Branching processes, which are the focus of this chapter, arise naturally in the study of stochastic processes on trees and locally tree-like graphs. Similarly to martingales, finding a hidden branching process within a probabilistic model can lead to useful bounds and insights into asymptotic behavior. After a review of the extinction theory of branching processes and of a fruitful random-walk perspective, we give a couple examples of applications in discrete probability. In particular we analyze the height of a binary search tree, a standard data structure in computer science. We also give an introduction to phylogenetics, where a “multitype” variant of the Galton–Watson branching process plays an important role; we use the techniques derived in this chapter to establish a phase transition in the reconstruction of ancestral molecular sequences. We end this chapter with a detailed look into the phase transition of the Erdos–Renyi graph model. The random-walk perspective mentioned above allows one to analyze the “exploration” of a largest connected component, leading to information about the “evolution” of its size as edge density increases.
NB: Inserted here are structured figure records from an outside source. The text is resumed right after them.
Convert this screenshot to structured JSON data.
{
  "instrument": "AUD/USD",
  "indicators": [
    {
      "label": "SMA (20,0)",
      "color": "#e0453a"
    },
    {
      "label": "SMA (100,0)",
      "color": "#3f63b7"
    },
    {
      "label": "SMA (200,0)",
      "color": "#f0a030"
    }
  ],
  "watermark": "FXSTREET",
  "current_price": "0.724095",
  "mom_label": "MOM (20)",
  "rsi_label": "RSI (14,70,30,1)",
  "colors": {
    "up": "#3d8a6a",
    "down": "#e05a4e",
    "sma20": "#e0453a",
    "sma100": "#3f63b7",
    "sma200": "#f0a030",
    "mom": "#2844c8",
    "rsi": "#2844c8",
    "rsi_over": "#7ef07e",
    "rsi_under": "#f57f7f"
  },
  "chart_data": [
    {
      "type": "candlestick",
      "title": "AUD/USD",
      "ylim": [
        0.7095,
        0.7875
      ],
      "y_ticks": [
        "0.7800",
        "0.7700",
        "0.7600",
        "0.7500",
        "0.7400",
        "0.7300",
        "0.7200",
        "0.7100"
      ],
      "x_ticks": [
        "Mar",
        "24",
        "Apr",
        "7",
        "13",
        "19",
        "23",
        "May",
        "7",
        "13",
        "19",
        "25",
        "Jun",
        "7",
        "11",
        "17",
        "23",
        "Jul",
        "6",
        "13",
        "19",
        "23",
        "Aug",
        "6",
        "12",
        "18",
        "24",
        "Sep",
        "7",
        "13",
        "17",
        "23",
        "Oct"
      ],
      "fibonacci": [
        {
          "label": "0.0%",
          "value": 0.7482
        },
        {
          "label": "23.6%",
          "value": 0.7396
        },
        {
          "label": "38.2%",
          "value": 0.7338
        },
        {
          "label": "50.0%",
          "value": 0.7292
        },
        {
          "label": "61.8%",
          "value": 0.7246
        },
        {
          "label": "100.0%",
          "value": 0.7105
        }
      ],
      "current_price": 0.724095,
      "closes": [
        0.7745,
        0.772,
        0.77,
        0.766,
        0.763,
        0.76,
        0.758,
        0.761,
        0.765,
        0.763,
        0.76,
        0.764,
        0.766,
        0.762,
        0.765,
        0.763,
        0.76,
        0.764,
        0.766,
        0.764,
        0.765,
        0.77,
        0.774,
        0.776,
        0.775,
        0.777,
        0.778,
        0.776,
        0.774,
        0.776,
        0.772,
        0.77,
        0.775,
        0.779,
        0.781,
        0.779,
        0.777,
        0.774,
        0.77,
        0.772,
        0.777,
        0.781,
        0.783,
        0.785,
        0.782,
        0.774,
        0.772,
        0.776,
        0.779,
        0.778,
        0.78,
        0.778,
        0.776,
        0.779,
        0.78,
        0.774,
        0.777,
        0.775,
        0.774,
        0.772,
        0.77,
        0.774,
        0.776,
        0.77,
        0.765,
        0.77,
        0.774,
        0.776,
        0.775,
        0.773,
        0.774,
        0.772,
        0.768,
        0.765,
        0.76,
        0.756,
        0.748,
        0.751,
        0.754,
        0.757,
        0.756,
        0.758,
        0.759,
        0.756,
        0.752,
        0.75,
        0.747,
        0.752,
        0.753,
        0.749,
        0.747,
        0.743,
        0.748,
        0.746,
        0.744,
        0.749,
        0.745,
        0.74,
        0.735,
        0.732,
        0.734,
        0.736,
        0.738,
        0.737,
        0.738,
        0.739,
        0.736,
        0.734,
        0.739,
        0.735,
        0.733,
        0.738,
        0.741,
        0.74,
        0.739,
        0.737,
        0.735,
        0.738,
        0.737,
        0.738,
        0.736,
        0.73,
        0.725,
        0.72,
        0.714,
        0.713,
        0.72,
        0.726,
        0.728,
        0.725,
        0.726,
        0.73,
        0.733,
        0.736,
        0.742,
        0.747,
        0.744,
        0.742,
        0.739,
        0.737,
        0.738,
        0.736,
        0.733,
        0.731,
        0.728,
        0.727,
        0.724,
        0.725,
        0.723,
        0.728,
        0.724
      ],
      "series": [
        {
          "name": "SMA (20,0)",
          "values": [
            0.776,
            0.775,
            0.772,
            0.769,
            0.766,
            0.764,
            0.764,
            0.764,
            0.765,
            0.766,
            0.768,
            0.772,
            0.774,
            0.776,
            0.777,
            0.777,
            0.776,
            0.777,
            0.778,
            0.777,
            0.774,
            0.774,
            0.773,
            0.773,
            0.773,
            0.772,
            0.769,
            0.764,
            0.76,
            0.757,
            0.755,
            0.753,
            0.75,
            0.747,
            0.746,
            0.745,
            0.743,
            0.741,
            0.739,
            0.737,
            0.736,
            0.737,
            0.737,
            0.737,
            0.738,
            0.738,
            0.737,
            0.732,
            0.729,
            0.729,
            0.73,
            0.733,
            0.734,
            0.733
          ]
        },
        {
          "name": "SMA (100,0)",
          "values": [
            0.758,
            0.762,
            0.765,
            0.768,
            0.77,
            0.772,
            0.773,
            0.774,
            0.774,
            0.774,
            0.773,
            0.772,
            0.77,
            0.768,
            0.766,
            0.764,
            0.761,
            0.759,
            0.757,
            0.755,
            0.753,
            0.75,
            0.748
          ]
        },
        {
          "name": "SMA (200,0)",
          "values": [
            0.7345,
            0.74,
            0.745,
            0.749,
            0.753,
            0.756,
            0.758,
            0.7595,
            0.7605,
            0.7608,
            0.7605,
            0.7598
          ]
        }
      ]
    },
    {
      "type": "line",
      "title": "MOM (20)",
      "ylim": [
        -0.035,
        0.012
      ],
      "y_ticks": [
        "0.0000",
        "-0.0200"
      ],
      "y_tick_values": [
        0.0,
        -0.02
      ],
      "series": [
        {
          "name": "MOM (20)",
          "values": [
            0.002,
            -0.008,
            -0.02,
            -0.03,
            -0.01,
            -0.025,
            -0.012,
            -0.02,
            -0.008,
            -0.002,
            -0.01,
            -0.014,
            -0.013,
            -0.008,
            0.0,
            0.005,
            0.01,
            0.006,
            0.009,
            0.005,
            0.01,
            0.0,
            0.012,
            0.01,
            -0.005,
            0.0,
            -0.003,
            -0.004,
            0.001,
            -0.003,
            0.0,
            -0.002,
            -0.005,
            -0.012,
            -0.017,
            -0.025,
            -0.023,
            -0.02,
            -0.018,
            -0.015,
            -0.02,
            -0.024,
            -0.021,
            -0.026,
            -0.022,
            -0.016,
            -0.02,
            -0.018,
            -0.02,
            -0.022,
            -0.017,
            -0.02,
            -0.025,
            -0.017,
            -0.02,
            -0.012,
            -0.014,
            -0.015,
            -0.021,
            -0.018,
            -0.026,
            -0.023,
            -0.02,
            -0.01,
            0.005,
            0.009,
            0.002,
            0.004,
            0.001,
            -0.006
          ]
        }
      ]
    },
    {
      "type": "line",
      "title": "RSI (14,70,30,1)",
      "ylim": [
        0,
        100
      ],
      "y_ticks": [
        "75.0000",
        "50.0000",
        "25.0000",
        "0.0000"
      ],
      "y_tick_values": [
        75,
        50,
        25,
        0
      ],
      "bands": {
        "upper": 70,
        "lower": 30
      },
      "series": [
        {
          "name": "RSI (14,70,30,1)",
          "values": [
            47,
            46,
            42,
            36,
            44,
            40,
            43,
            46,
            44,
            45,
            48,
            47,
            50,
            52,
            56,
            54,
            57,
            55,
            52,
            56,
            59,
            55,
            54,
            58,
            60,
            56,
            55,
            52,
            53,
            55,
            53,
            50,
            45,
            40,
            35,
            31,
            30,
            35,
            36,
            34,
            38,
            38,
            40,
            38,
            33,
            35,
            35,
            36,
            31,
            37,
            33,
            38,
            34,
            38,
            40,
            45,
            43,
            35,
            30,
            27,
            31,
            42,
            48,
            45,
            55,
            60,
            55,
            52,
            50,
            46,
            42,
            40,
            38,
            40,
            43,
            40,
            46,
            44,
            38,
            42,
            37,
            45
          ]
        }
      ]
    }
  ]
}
In this chapter, we turn to martingales, which play a central role in probability theory. We illustrate their use in a number of applications to the analysis of discrete stochastic processes. After some background on stopping times and a brief review of basic martingale properties and results, we develop two major directions. We show how martingales can be used to derive a substantial generalization of our previous concentration inequalities – from the sums of independent random variables we focused on previously to nonlinear functions with Lipschitz properties. In particular, we give several applications of the method of bounded differences to random graphs. We also discuss bandit problems in machine learning. In the second thread, we give an introduction to potential theory and electrical network theory for Markov chains. This toolkit in particular provides bounds on hitting times for random walks on networks, with important implications in the study of recurrence among other applications. We also introduce Wilson’s remarkable method for generating uniform spanning trees.